Notably, the prevention of levodopa-induced dyskinesia escalation was maintained, Steece-Collier noted. This was displayed by a near‐absolute disappearance of dyskinetic behavior in the active-group—a significant difference from the control group, beginning on Day 1 of 9 mg/kg levodopa (Kruskal‐Wallis, 159.6; P <.0001; Dunn's post hoc: Scr vs CaV 50 minutes, P = 0.0027; Scr vs CaV 80 minutes, P = 0.0010; Scr vs CaV 110 minutes, P = 0.0109).
“This potent antidyskinetic effect was noted in all rAAV‐CaV‐shRNA parkinsonian rats despite continuing elevation in dose of levodopa over 2 months,” Steece-Collier et al. wrote.
They explained that these studies were consequent from a group of exploratory preclinical studies undertaken to show the novel application of the common antihypertensive dihydropyridine (DHP) drugs for the prevention and/or reversal of levodopa-induced dyskinesias. These studies, unfortunately, revealed partial and transient efficacy but revealed the potential of CaV1.3 channels in Parkinson.

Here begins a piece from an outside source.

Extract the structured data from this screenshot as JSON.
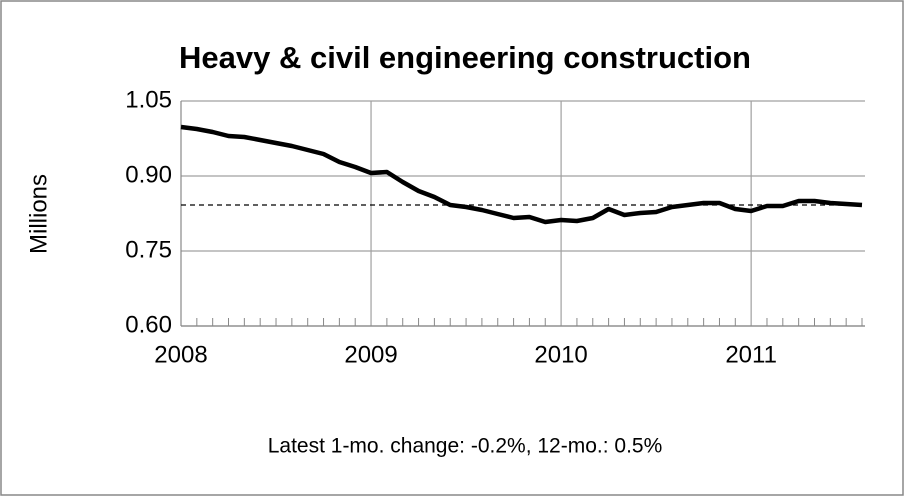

“We hypothesized that if other methods to block CaV1.3 channels were available, this target would provide an optimal anti‐[levodopa-induced dyskinesia] response,” the investigators wrote. “The current study has confirmed this to be true. Using the approach of continuous, high‐potency, target‐specific genetic silencing of striatal CaV1.3 calcium channels with rAAV‐CaV1.3‐shRNA, we have demonstrated that mRNA‐level silencing can provide potent, uniform, and long‐term (>2 months) prevention of LIDs, even with extreme doses of daily levodopa.”
Additionally, they noted that an impossibility with pharmacological CaV silencing—the reversal of preexisting, severe levodopa-induced dyskinesias—was shown to be possible through this methodology. To explore this, the investigators granted a short, 5‐day withdrawal of levodopa to provide an environment in which vector‐mediated reduction might result in a reduction of these dyskinesias.
They observed that on Day 31 postvector (Day 1 following withdrawal) levodopa-induced dyskinesia severity in rAAV‐CaV1.3‐shRNA rats was significantly reduced in comparison with the control rAAV‐Scr‐shRNA group (Day 31: F = 135.7; P <.0001; post hoc Dunn's test, P = .0009).
“Importantly, motor benefit from levodopa was maintained with the knockdown of CaV1.3. We contend that these findings provide some of the strongest preclinical data to date demonstrating the amelioration of LIDs without compromise of motor benefit,” Steece-Collier and colleagues concluded.
REFERENCE
Steece-Collier K, Stancati JA, Collier NJ, et al. Genetic silencing of striatal CaV1.3 prevents and ameliorates levodopa dyskinesia. Mov Disord. 2019;34(5):697-707. doi: 10.1002/mds.27695. Published online April 19, 2019.